Experiments in augmented teleoperation for mobile robots: I

Teleoperated mobile robots are beginning to be used for a variety of tasks that require movement in close quarters in the vicinity of moving and parked vehicles, buildings and other man-made structures, and the target object for inspection or manipulation. The robots must be close enough to deploy short-range sensors and manipulators, and must be able to maneuver without potentially damaging collisions. Teleoperation is fatiguing and stressful even without the requirement for close positioning. In cooperation with the TARDEC Robotic Mobility Laboratory (TRML), we are investigating approaches to reduce workload and improve performance through augmented teleoperation.
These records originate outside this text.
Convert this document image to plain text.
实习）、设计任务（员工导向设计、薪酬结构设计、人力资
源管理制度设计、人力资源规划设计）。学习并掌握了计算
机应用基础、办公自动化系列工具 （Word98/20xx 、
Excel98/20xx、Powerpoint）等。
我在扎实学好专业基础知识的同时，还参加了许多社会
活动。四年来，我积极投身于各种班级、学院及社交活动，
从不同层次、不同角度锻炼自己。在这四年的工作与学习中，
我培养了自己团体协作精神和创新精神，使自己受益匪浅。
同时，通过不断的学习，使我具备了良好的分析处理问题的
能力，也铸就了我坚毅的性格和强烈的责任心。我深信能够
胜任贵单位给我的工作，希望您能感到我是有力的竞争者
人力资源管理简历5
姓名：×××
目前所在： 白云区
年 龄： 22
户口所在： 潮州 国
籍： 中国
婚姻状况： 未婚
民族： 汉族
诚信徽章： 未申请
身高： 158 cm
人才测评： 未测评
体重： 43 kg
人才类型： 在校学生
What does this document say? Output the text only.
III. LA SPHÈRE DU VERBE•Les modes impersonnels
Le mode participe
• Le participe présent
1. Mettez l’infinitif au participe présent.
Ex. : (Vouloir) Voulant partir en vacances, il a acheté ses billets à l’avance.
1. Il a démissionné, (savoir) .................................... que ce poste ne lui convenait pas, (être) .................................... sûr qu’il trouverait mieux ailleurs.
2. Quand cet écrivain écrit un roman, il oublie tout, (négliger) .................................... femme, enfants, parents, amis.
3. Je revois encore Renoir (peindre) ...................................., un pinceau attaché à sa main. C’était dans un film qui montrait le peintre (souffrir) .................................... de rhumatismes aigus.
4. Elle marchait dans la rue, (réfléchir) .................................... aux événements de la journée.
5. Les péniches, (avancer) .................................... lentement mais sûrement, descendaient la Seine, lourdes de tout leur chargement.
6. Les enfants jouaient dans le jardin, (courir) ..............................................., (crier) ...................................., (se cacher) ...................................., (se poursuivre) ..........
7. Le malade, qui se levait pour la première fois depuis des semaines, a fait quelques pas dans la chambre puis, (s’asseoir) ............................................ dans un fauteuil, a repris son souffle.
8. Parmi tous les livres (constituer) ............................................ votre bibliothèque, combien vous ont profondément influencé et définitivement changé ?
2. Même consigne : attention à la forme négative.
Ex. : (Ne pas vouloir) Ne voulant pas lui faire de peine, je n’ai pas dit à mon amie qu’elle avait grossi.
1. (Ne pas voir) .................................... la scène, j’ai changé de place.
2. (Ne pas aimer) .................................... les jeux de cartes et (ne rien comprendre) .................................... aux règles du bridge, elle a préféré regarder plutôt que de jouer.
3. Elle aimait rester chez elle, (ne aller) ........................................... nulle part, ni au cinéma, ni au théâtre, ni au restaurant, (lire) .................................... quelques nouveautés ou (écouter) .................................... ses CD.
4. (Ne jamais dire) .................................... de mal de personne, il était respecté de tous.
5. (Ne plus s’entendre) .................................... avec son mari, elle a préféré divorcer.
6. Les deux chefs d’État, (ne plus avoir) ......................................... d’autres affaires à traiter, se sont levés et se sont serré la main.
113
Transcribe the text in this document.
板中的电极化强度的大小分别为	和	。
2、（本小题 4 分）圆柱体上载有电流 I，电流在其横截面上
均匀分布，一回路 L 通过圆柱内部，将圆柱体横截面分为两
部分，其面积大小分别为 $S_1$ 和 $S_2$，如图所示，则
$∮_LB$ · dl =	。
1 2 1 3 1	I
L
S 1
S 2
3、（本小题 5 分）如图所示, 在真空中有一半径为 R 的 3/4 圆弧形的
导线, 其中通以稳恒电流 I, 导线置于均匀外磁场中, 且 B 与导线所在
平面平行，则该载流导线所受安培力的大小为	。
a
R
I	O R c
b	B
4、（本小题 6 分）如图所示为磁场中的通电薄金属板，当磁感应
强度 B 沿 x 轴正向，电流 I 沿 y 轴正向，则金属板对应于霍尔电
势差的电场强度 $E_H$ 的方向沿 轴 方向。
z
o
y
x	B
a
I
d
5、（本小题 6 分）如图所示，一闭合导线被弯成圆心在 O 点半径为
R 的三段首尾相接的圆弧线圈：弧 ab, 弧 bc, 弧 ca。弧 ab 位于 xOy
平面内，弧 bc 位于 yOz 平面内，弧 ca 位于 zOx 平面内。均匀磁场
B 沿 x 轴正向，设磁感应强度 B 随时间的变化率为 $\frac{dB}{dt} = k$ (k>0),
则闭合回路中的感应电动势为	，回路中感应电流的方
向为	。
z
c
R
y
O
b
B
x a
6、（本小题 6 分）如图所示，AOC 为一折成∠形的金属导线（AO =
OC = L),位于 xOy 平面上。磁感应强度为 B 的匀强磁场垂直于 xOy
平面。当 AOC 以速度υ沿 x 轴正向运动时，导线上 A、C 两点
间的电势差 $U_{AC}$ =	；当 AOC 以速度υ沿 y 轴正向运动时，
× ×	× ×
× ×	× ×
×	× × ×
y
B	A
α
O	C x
Human-robot interfaces for teleoperation commonly provide two degrees-of-freedom (DoF) motion control with visual feedback from an on-board egocentric camera and no supplemental distance or orientation cueing. This paper reports on the results of preliminary experiments to assess the effects on man-machine task performance of several options for augmented teleoperation: (a) 3 DoF motion control (rotation and omni-directional translation) versus 2 DoF control (rotation and forward/reverse motion), (b) on-board egocentric camera versus fixed-position overwatch camera versus dual egocentric-and-overwatch cameras, and (c) presence or absence of distance and orientation visual cueing. We examined three dimensions of performance: completion time, spatial accuracy, and workspace area. We investigated effects on the expected completion time and on the variance in completion time. Spatial accuracy had three components: orientation, aimpoint, and distance. We collected performance under different task conditions: (a) three position-and-orientation tolerance or accuracy objectives, and (b) four travel distances between successive inspection points. We collected data from three subjects. We analyzed the main effects and conditional interaction effects among the teleoperation options and task conditions. We were able to draw some definitive conclusions regarding the relative performance of design alternatives, and conditions under which their performance degraded. We made some observations regarding operator behaviors, which suggested some potential augmented teleoperation enhancements.